What is the purpose of inferential statistics? How is it different than descriptive statistics? Are they complementary or competitive?
Why do we care about probability at all when we are talking about inferential statistics?
What are the four steps involved in hypothesis testing?
What is meant by specifying the null hypothesis? What about the alternative hypothesis? What is the benefit of being so specific about the hypotheses?
As discussed in class, what are the differences between the "classical" and "contemporary" approaches to hypothesis testing?
With inferential statistics, the goal is to reject the null hypothesis. What does this mean? Do we conclude that the alternative hypothesis is correct? Why or why not?
Why is the standard error of the mean (based on many samples) going to be smaller than the standard deviation of a single sample?
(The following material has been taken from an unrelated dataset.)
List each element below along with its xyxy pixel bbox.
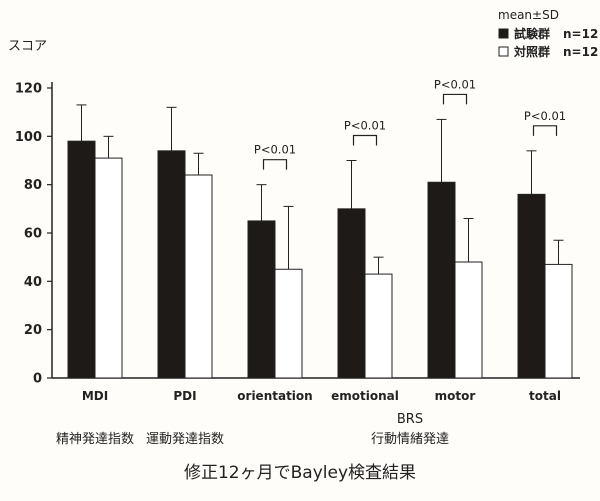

In explaining your answer, be sure to describe the interpretation of a standard error of the mean.
What types of error can occur when making decisions based on inference? Be specific.
Why are points beyond + or - 2 standard deviations often considered outliers by many researchers?
What does it mean if a researcher sets his/her alpha at .01, and rejects the null hypothesis? How does this differ from setting the alpha at .05 and rejecting the null? In which case is the researcher going to be most likely to reject the null hypothesis?
What are degrees of freedom, and when do you use them?
What is the difference between a one-tailed and a two-tailed test? When would you use each (if at all)?
What is meant (and not meant) when a researcer says a finding is "statistically significant"?
What is the generic formula for the T-Test? Explain it conceptually (not mathematically).
Why would we consider using the Mann-Whitney or Wilcoxon tests, rather than the more traditional T-Tests?
What is the relationship between T-Tests and F-Tests?
What is the generic formula for the F-Test? Explain it conceptually (not mathematically). How does this relate to the generic formula for the T-Test?